The lavish and, in many cases, inexplicable distribution of the Order of the British Empire bids fair to add a peculiar lustre to the undecorated. The War has produced no stranger paradox than the case of the gentleman who within the space of seven days was sentenced to six months' imprisonment for a breach of the Defence of the Realm regulations and recommended for the O.B.E. on account of good services to the country. The fact that the recommendation was withdrawn hardly justified the assumption of a Pacificist Member that a sentence under the Defence of the Realm Act was regarded as the higher honour of the two.

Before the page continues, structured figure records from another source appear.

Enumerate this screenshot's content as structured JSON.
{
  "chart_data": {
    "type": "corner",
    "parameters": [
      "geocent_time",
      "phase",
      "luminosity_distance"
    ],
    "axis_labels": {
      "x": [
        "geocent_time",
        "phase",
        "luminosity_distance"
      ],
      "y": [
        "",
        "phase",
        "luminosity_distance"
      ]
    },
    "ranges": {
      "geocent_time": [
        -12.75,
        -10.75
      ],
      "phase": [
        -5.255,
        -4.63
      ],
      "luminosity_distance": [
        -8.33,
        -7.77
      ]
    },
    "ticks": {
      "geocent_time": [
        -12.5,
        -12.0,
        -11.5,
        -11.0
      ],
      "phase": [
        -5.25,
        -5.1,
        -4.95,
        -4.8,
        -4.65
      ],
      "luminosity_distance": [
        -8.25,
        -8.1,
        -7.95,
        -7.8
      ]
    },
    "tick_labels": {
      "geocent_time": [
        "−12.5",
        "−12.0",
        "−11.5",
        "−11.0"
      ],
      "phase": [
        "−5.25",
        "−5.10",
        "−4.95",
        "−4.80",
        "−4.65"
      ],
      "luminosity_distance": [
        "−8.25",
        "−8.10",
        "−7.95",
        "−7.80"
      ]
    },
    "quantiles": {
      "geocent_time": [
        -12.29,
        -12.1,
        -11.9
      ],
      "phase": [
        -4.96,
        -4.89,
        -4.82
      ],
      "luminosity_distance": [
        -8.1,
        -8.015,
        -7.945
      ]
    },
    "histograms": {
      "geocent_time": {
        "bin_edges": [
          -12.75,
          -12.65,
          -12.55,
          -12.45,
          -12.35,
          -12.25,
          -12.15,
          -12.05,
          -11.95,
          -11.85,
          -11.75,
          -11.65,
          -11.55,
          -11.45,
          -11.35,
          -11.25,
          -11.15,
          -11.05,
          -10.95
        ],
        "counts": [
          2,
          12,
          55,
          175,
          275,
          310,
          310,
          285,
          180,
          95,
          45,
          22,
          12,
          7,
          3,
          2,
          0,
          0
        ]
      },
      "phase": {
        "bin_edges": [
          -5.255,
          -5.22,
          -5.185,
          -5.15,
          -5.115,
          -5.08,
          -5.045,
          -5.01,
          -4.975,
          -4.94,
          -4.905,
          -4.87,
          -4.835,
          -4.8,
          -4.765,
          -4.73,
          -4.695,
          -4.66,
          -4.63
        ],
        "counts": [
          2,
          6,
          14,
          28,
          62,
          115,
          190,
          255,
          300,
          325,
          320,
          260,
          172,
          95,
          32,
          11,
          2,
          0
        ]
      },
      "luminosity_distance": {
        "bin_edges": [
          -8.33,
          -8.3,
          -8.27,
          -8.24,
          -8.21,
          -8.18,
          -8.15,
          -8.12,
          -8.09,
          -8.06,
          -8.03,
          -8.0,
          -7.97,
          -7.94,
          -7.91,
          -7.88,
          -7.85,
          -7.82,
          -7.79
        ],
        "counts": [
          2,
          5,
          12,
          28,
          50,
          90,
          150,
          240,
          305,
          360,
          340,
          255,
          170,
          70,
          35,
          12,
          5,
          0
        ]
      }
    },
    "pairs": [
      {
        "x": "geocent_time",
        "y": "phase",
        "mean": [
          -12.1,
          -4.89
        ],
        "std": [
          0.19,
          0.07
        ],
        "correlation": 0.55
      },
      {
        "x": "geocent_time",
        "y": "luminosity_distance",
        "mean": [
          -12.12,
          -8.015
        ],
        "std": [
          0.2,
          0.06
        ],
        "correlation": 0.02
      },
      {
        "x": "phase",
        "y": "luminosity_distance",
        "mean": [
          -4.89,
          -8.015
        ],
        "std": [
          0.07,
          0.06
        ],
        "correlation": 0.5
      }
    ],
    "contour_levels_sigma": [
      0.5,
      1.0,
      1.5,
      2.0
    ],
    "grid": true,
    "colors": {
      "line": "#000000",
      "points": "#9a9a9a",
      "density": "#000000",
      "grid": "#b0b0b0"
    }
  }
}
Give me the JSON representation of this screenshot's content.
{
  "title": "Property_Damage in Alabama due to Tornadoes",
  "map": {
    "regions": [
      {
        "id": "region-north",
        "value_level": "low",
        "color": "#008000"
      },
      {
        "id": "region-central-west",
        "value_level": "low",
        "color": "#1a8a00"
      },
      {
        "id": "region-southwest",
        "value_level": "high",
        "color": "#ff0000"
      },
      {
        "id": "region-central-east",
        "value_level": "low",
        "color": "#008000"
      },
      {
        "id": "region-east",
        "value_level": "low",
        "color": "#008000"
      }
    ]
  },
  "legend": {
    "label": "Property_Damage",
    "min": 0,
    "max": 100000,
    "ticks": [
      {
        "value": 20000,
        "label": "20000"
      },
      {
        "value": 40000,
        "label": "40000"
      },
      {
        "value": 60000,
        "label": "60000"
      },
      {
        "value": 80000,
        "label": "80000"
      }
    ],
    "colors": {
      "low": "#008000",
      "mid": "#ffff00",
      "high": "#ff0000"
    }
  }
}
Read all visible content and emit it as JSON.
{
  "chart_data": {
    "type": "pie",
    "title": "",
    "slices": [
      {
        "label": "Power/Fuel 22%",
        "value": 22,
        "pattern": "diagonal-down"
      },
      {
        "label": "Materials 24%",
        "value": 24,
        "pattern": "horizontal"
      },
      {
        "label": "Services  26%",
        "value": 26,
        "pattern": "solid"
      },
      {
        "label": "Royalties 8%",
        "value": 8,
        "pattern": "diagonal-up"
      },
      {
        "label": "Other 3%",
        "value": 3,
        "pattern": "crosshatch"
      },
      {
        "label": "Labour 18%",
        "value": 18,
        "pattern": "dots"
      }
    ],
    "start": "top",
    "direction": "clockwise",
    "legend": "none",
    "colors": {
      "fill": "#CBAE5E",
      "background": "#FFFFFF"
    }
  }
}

There is one thing, however, that war at its worst cannot do. It cannot make an Englishman forgo that peculiar and blessed birthright which enables him to overthrow the Giant Despair with the weapon of whimsical humour--in other words, to write, as a young officer has written for Mr. Punch, such a set of verses as the following in June, 1918:

THE BEST SMELL OF ALL

When noses first were carved for men
Of varied width and height,
Strange smells and sweet were fashioned then
That all might know delight--
Smells for the hooked, the snub, the fine,
The pug, the gross, the small,
A smell for each, and one divine
Last smell to soothe them all.
The baccy smell, the smell of peat,
The rough gruff smell of tweed,
The rain smell on a dusty street
Are all good smells indeed;
The sea smell smelt through resinous trees,
The smell of burning wood,
The saintly smell of dairies--these
Are all rich smells and good.
And good the smell the nose receives
From new-baked loaves, from hops,
From churches, from decaying leaves,
From pinks, from grocers' shops;
And smells of rare and fine bouquet
Proceed, the world allows,
From petrol, roses, cellars, hay,
Scrubbed planks, hot gin and cows.
But there's a smell that doth excel
All other smells by far,
Even the tawny stable smell
Or the boisterous smell of tar;
A smell stupendous, past compare,
The king of smells, the prize,
That smell which floods the startled air
When home-cured bacon fries!
All other smells, whate'er their worth,
Though dear and richly prized,
Are earthy smells and of the earth,
Are smells disparadised;
But when that smell of smells awakes
From ham of perfect cure,
It lifts the heart to heaven and makes
The doom of Satan sure.
How good to sit at twilight's close
In a warm inn and feel
That marvellous smell caress the nose
With promise of a meal!
How good when bell for breakfast rings
To pause, while tripping down,
And snuff and snuff till Fancy brings
All Arcady to Town!
But best, when day's first glimmerings break
Through curtains half withdrawn,
To lie and smell it, scarce awake,
In some great farm at dawn;
Cocks crow, the milkmaid clanks the pails,
The housemaid bangs the stairs;
And BACON suddenly assails
The nostrils unawares.
Noses of varied width and height
Doth kindly Heaven bestow,
And choice of smells for our delight,
That all some joy may know;
Noses and smells for all the race
That on this earth do dwell,
And for a final act of grace
The astounding bacon smell.

But the War has its drawbacks, and owing to its unexpected prolongation there is a rumour that Mr. H.G. Wells will readjust his ideas on the subject quarterly instead of twice a week as before.